Не увидит святого, великого Дня Победы; ребят, уезжавших на целину, чтобы мокнуть и мерзнуть, как мок и мерз он сам на войне. Не увидит ни первых ракет на военном параде, ни чудесной улыбки Гагарина, ни новой весны, ни новой зимы, ни молоденьких женщин в узких брючках или юбках, коротеньких до предела, не прочтет в газете и не услышит по радио о воине во Вьетнаме и на Ближнем Востоке, а ведь он погибал, чтобы не было войн… Никогда не узнает, что какие-то неизвестные ему люди пройдут по Луне и вернутся на Землю. И что прах его военного собрата, безвестно погибшего под Москвой, безымянный, неузнанный, будет с почестями похоронен у кремлевской стены и над ним загорится невидимый днем, в свете солнца, а ночью пылающий, ясно видный и издали, негасимый огонь…

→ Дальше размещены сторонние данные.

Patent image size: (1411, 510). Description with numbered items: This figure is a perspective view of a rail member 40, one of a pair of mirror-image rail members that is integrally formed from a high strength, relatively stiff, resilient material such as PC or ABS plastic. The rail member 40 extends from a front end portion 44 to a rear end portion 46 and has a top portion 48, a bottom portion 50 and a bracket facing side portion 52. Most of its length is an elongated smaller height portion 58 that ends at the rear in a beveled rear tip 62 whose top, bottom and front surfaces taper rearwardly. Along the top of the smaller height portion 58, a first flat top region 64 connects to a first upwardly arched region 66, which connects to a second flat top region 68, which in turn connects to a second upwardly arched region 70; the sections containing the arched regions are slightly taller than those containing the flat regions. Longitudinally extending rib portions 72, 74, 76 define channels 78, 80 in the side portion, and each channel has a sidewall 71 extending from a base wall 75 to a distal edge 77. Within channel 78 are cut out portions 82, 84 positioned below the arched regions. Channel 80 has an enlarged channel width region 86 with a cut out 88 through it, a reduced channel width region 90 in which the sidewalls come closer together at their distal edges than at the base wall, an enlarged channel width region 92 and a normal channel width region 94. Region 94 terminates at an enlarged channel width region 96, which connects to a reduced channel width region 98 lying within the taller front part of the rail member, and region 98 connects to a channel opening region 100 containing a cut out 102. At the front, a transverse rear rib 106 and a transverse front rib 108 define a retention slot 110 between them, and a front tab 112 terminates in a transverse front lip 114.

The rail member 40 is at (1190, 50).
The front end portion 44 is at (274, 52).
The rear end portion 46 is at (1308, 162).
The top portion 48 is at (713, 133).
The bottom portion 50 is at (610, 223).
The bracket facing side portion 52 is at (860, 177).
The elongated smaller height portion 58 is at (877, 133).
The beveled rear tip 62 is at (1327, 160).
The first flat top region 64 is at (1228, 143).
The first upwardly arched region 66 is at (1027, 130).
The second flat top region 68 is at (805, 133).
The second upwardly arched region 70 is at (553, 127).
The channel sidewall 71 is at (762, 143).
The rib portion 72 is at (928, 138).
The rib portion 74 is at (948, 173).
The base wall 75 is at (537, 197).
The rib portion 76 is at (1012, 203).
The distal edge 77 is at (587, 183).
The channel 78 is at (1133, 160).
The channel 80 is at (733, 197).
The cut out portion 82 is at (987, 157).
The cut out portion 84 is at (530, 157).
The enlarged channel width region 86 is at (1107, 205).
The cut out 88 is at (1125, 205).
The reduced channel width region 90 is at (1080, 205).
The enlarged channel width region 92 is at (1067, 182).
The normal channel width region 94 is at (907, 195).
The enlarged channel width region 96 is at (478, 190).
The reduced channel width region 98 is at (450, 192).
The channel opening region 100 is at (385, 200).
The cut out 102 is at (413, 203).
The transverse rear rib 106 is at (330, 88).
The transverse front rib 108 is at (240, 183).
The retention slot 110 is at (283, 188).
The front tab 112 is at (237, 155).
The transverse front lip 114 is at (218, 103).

Нет, он так ничего и не узнает о нашей сегодняшней жизни, до которой всего-то пустяк не дожил: один сантиметр. Вот прошла бы та пуля левей на один сантиметр, и он жил бы и жил, гулял по бульвару в смешном, неуклюжем дешевом пальто и фетровой шляпе. По праздникам надевал бы свои ордена — у него за войну накопилось бы их предостаточно, — а вернувшись к обеду домой, выпивал бы неполную рюмку сухого вина, не солдатские боевые сто грамм, а так, капельку желтой кислятины, разрешенной врачом.
Нет, солдат, бежавший по полю, в тот короткий, немыслимый миг, когда налетел на визжащую пулю, ни о чем не подумал. Он мгновенно, без мысли о людях и о себе, погиб, возвращая стране ее землю, а чьим-то, быть может, еще не родившимся детям — их извечную Родину: по овражек — до первых немецких траншей, по обдутые ветром, иссеченные осколками бугры — до вторых. По синеющий за большим сложным полем шерстистый лесок, поднимающий к небу набухшие соком сосцы своих сосен и елей — до третьих.
ГЛАВА ВОСЬМАЯ
Солдату никто не объясняет предстоящий маневр. Никто не показывает ему для наглядности карту-трехверстку с нанесенной на нее разноцветными карандашами боевой обстановкой — у рядового стрелка есть взводные, ротные, батальонные командиры. Но бывалый вояка и сам, своей собственной шкурой, чутьем, верхним нюхом, дарованным ему опытом, заранее угадывает, и притом с доскональнейшими подробностями, и ту обстановку, в какой предстоит ему действовать в данном бою, и тот самый маневр, от которого будет зависеть успех общего дела, да и всей боевой операции фронта, и унюхает, разузнает заранее день и час, как узнал его Валька Яманов, как узнала и Лида.
День был серый, угрюмый и весь как бы мчащийся от несущихся поверху, по небу, туч, а внизу, по полям и дорогам, — полосующей щеки колючей поземки. Не развидневшись, не рассветая, этот день почти сразу же после полудня ушел в бледные лиловатые сумерки. От непогоды, от сумерек на душе мрачно, угрюмо.
Лида с Валькой лежат на краю перелеска, зарывшись в снегу, в сотый раз изучают оборону противника, все овраги и взгорки на той стороне и крутые глубокое склоны речушки, сбегающей сперва с севера на юг, а потом уже вьющейся самым затейливым образом с востока на запад. Яманов дотошно расспрашивает замерзшую Лиду.